Por tabata.uchoa
Para quem conhece e ama a obra dos três%2C a exposição é uma delícia. Para quem não conhece%2C também%2C pois é uma bela maneira de conhecer Agência O Dia

Rio - O Rio de Janeiro se orgulha de ter abrigado, entre esses mares e montanhas, inúmeros e geniais cronistas (filhos da terra ou adotados), que tiveram a cidade como sugestão emotiva ou cenário. Basta lembrar que aqui viveram e escreveram, entre outros, João do Rio, Lima Barreto, Machado de Assis, Aníbal Machado, Luís Martins, Marques Rebelo, Nelson Rodrigues, Elsie Lessa, Fernando Sabino, Clarice Lispector... A lista não tem fim, e no meio dela estão o carioca da Rua do Resende Mário Lago (1911—2002), o capixaba de Cachoeiro do Itapemirim Rubem Braga (1913—1990), e o paulistano João Antônio (1937—1996).

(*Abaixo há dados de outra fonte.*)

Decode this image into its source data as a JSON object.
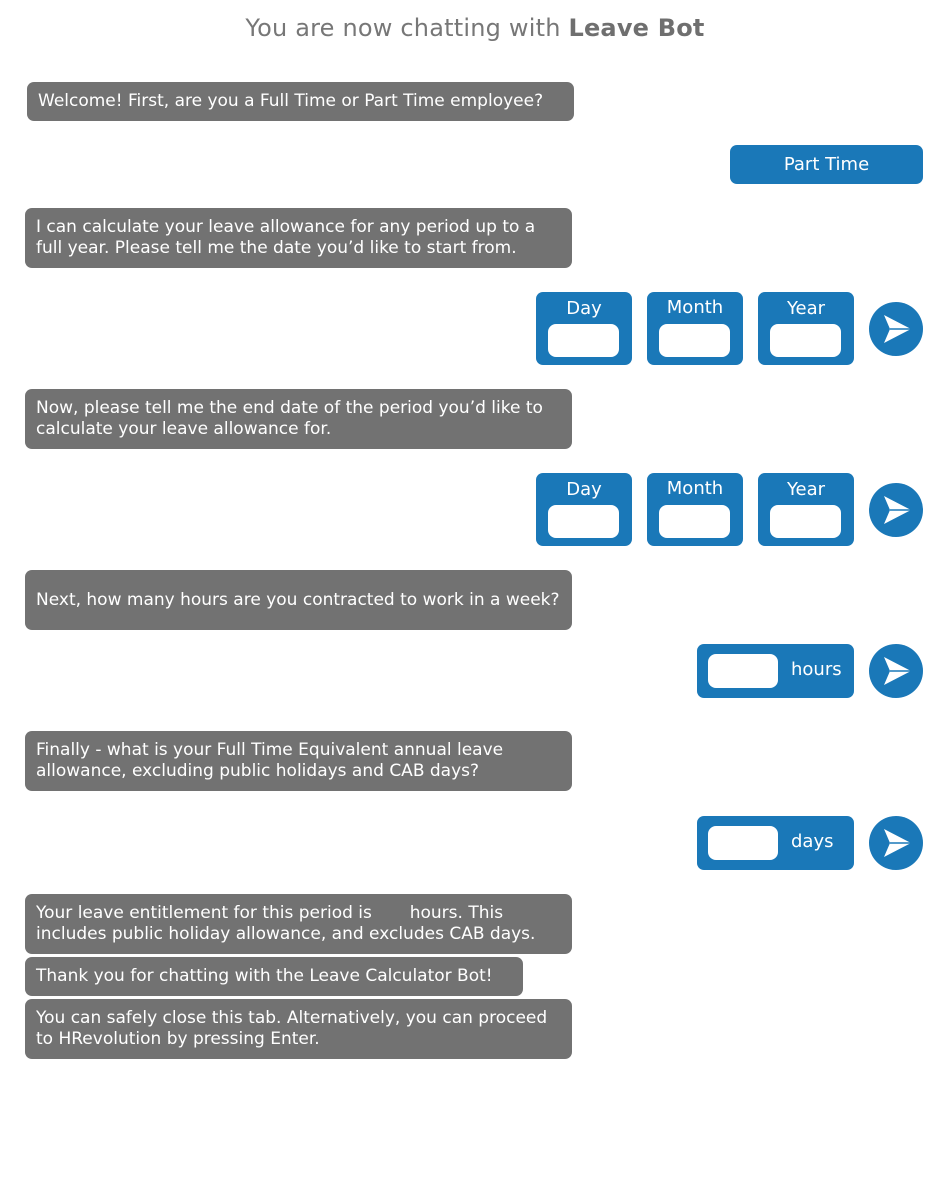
{
  "header": {
    "prefix": "You are now chatting with",
    "bot_name": "Leave Bot"
  },
  "messages": {
    "welcome": "Welcome! First, are you a Full Time or Part Time employee?",
    "start_prompt": "I can calculate your leave allowance for any period up to a full year. Please tell me the date you’d like to start from.",
    "end_prompt": "Now, please tell me the end date of the period you’d like to calculate your leave allowance for.",
    "hours_prompt": "Next, how many hours are you contracted to work in a week?",
    "fte_prompt": "Finally - what is your Full Time Equivalent annual leave allowance, excluding public holidays and CAB days?",
    "result": "Your leave entitlement for this period is       hours. This includes public holiday allowance, and excludes CAB days.",
    "thanks": "Thank you for chatting with the Leave Calculator Bot!",
    "closing": "You can safely close this tab. Alternatively, you can proceed to HRevolution by pressing Enter."
  },
  "user_reply": {
    "employment_type": "Part Time"
  },
  "date_labels": {
    "day": "Day",
    "month": "Month",
    "year": "Year"
  },
  "start_date": {
    "day": "",
    "month": "",
    "year": ""
  },
  "end_date": {
    "day": "",
    "month": "",
    "year": ""
  },
  "hours_input": {
    "value": "",
    "unit": "hours"
  },
  "days_input": {
    "value": "",
    "unit": "days"
  },
  "icons": {
    "send": "send-arrow-icon"
  },
  "colors": {
    "bot_bubble": "#727272",
    "accent": "#1a78b8",
    "header_text": "#777777"
  }
}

Vida e obra desses três grandes artistas podem ser conhecidas ou revistas numa das exposições mais deliciosas entre tantas que estão por aqui no momento. Chama­-se ‘O Rio de Mário, Rubem e João’ e está no Arte Sesc do Flamengo, naquele casarão lindo da Rua Marquês de Abrantes. Livros em edições diversas, reproduções de jornais, objetos pessoais e de trabalhos, audiovisuais com lembranças e depoimentos, e até simulações afetivas como a mesa de bar preferida de João ou a xícara de cafezinho do Mário podem ser vistas.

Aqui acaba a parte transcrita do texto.